Chapter Focus

Tips for predental day success

Our ASDA chapter at the Medical University of South Carolina in Charleston recently hosted 40 predental students from South Carolina and Georgia, representing over a dozen universities, in our most successful predental day yet. What made this year’s event so successful was not the list of activities, but rather the set of principles our team stood on. While there is never a true formula to success, but we would like to share these principles to help other chapters when planning events for predental students.

1. Make connections. All of my classmates can describe who they remember from their time as a predental student during predental day, and it’s because those dental students made their time purposeful. Make connection your vision.

By making personal connections, hearing the stories of predental students and encouraging them in their application process, we create a lasting impression and support and motivate them. Sometimes it is OK for the schedule to go off track if it means every person leaves with a meaningful connection. We prefer that over an event that was perfect on paper but lacked connecting with our future colleagues. Facts are in pamphlets, but connections are face-to-face.

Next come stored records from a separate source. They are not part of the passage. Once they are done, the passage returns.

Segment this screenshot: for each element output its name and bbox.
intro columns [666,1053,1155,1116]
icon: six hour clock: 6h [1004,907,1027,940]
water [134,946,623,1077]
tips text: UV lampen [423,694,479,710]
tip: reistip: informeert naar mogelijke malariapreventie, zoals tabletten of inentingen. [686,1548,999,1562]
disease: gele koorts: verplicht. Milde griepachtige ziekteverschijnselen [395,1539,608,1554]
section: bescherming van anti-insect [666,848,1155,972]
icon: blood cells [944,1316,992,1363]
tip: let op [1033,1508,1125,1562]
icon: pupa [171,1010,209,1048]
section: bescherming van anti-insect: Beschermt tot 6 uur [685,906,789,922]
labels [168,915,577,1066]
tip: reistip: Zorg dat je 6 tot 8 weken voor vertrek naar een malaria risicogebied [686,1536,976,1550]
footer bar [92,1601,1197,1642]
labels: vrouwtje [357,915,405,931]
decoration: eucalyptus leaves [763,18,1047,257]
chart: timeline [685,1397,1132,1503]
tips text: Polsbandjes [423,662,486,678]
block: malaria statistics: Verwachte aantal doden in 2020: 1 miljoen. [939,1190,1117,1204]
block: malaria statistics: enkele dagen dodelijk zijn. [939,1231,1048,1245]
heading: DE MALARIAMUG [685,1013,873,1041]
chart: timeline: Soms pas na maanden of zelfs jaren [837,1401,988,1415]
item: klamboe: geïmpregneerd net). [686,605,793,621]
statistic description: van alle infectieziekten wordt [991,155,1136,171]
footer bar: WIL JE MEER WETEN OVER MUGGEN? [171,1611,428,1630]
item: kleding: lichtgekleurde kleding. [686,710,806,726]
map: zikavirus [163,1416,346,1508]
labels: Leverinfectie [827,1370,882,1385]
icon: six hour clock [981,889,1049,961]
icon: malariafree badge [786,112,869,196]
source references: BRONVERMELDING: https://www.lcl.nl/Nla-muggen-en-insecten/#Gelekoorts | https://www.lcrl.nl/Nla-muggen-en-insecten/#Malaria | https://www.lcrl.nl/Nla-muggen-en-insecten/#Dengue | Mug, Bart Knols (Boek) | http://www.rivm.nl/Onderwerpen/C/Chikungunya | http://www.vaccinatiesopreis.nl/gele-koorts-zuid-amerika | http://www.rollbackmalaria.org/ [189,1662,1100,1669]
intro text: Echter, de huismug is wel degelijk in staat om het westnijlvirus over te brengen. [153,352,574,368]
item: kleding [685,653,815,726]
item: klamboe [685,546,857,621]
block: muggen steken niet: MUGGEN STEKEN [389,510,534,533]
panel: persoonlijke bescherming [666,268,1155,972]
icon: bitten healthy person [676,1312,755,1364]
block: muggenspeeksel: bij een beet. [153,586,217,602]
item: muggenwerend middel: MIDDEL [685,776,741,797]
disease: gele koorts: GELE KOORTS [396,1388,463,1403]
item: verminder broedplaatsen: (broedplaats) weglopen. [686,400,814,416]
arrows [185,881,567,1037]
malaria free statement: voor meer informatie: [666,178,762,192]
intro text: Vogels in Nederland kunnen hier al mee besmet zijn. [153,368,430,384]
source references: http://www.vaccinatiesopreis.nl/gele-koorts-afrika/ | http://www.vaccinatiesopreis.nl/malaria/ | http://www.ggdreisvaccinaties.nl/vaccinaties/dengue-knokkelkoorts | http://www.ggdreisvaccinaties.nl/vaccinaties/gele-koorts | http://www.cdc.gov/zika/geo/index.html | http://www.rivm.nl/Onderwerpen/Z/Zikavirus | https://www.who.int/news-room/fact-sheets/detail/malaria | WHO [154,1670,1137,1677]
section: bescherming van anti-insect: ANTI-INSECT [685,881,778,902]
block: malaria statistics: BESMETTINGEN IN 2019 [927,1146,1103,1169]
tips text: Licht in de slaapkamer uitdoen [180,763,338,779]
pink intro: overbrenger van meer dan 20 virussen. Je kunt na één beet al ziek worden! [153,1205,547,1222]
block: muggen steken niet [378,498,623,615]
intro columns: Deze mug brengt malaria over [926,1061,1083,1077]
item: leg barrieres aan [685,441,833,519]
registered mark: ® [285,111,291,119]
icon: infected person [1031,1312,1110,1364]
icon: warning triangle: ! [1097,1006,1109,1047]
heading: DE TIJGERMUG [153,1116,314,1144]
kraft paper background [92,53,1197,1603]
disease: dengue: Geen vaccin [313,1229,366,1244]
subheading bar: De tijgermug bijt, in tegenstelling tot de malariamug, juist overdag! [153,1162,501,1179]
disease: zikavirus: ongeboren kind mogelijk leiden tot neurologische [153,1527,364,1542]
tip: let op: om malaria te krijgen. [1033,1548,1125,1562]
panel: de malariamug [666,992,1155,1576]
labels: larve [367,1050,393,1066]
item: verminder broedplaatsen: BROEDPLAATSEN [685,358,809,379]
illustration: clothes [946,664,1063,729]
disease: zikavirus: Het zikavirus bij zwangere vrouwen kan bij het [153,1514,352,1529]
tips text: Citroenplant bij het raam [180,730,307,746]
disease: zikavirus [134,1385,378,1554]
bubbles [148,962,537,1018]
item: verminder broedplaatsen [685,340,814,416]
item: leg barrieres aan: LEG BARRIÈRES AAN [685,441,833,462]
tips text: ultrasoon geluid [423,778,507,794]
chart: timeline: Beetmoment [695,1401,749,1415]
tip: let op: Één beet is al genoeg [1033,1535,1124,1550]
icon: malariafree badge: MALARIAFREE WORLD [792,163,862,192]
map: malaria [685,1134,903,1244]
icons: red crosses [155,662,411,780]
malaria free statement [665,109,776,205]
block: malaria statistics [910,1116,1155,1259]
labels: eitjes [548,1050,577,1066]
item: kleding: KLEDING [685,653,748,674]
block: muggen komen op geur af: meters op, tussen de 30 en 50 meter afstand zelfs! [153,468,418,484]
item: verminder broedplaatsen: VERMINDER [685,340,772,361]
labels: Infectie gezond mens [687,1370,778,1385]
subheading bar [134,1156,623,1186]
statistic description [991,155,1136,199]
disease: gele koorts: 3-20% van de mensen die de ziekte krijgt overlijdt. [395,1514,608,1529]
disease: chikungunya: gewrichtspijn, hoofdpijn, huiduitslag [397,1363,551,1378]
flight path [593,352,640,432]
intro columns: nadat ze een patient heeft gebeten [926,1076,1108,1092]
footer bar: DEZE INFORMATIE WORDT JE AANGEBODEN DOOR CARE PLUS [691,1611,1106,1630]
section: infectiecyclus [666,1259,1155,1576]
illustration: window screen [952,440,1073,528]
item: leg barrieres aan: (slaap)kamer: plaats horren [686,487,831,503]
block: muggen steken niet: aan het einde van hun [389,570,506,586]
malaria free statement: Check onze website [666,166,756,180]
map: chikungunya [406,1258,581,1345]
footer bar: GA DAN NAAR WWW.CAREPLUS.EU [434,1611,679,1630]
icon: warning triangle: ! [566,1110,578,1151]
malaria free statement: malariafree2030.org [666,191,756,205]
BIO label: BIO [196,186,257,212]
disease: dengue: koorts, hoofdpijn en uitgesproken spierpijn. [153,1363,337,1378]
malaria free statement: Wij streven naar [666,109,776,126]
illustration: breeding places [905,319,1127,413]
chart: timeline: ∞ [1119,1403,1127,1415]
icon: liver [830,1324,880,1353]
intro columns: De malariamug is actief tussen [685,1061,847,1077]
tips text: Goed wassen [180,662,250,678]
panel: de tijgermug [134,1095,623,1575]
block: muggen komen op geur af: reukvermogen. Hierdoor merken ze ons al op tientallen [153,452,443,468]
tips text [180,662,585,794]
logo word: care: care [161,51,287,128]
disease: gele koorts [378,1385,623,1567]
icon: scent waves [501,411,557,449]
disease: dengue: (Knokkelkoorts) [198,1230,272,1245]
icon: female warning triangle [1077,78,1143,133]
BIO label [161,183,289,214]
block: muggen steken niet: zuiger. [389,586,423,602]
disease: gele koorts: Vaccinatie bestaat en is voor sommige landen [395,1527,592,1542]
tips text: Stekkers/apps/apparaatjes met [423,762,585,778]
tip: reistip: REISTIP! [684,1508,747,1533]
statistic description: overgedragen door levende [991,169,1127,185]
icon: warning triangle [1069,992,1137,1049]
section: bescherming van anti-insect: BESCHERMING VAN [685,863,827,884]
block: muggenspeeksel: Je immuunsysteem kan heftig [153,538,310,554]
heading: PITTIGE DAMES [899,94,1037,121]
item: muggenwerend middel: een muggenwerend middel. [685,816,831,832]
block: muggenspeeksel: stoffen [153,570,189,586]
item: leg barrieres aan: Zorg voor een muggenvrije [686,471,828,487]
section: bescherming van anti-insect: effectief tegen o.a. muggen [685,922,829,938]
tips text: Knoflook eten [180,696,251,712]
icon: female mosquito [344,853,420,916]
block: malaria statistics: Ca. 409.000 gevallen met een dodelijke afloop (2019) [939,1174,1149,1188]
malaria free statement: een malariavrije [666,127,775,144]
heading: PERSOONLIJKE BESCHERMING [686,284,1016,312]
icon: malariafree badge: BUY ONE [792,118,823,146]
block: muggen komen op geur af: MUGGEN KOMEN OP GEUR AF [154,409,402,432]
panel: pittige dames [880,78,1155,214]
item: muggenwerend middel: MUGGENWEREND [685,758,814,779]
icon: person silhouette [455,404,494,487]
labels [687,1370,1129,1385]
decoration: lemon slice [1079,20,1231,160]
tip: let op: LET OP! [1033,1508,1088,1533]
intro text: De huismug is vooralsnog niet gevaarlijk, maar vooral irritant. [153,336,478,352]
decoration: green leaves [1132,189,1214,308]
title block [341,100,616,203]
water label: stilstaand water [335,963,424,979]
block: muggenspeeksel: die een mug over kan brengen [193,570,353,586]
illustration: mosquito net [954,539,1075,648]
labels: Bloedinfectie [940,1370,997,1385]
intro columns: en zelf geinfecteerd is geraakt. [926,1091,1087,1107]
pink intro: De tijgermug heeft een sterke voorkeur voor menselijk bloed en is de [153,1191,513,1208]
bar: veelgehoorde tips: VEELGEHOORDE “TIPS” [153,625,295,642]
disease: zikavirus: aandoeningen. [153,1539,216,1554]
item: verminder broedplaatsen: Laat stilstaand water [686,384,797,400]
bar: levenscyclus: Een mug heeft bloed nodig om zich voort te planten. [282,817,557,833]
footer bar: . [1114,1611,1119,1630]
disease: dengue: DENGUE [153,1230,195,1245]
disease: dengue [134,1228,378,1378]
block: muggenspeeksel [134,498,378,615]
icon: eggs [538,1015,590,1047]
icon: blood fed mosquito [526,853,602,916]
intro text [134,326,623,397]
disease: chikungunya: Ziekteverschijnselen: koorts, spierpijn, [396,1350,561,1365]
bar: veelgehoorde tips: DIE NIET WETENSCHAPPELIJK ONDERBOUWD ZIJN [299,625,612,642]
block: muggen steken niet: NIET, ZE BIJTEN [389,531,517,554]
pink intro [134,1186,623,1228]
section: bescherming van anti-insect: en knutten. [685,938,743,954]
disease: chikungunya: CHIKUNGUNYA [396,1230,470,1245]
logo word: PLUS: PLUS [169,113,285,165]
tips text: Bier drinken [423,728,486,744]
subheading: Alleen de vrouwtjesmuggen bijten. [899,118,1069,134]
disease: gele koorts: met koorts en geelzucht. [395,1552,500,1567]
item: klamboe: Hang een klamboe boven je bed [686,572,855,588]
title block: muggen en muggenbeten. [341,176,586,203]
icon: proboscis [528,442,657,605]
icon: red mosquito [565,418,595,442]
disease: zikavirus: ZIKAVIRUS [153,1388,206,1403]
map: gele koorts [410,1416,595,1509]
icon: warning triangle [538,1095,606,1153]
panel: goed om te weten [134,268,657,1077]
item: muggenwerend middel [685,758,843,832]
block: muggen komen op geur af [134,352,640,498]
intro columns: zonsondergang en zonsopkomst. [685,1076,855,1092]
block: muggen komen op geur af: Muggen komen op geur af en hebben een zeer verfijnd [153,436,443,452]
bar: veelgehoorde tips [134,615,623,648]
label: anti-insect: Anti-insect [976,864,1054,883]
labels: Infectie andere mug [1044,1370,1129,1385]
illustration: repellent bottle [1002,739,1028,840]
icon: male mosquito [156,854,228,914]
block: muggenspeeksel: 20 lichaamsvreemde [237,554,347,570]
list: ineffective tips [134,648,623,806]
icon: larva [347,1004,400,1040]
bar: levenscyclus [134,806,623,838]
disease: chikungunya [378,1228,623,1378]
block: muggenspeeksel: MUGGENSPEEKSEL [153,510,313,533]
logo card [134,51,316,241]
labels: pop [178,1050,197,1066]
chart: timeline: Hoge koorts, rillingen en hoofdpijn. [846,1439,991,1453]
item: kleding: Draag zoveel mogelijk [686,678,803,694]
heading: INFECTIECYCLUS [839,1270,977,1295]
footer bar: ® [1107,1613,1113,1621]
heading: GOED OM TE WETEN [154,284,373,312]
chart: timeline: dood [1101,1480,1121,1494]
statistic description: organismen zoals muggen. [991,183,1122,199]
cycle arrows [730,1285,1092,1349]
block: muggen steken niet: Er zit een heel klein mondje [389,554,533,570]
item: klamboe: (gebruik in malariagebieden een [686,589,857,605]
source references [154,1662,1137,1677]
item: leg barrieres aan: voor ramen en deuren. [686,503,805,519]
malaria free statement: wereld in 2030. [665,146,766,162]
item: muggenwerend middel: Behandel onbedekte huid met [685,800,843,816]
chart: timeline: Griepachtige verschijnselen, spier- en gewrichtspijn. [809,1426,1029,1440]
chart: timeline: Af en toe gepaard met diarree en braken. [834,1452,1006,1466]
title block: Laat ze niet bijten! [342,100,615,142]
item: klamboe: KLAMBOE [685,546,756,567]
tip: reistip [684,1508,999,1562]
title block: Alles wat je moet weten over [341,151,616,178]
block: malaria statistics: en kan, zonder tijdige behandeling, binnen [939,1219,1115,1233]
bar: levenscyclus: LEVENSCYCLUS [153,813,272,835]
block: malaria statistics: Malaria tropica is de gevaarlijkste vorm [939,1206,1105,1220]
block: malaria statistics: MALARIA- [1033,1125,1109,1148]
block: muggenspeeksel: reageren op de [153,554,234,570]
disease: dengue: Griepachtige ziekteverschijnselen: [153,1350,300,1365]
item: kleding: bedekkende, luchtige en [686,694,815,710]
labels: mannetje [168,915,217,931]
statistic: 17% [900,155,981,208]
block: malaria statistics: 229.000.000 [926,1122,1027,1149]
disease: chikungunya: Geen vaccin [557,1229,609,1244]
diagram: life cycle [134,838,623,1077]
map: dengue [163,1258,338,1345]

2. This is not the “dental student show.” Because we have been learning so many things, we can get carried away when someone asks a question and starts rambling about things that are over a predental student’s head. Our predental day included waxing an incisor and a crown prep on a molar, but our team was not allowed to use the overly technical terms when explaining how to do it. Dental jargon might overwhelm a predental student. The goal is to inspire students to love dentistry, not show off how much you know. Language is a powerful tool. Use it to engage, not impress.

3. Listen well. People do not care how much you know until they know how much you care. Listen to the predental students’ stories. Ask questions about movies they like, vacations they have taken or what they are dreaming about. Talk about things that have nothing to do with dentistry and build a friendship first. The chance to give predental tips and advice will come as the day goes on. Always watch your body language and facial expressions as well. Be approachable and receptive to any questions a student might want to ask you, and make sure to encourage shyer students to ask questions. 

4. Over-plan the day. Our team believes that if we plan well, we can be more flexible. If we over-plan, then we get to make up the day as we go along. Does the day have a lot of momentum? Let’s switch it up on the fly and keep the energy going! Is everyone interested in hearing more from the last speaker? We’ve got some extra slides just in case. Planning is your tool to be more flexible in the moment, not less. Adapt, tweak and spontaneously change things. You will keep yourself from scrambling. It will seem professional, and the day will be more customized to everyone there.

These principles are not impossible to achieve. Our predental day was high-energy and packed with activities: Chick-fil-A for breakfast, three presentations from our favorite professors, suturing, a full tour of the school, mock interviews, a catered lunch and an afternoon in sim lab doing wax-ups. Hundreds of photos, endless compliments and no one wanted to leave when the day was over! We love our ASDA predental team and every predental student we have met so far, and we’re thrilled that some get to be our classmates in a few short months.

~Jansen Nash, South Carolina ’21

Jansen Nash

Jansen Nash is a student at MUSC in Charleston, South Carolina, class of 2021. He is the former SC ASDA predental chair, passionate about connecting with people, crazy about random weekend adventures and a firm believer in a good cup of coffee.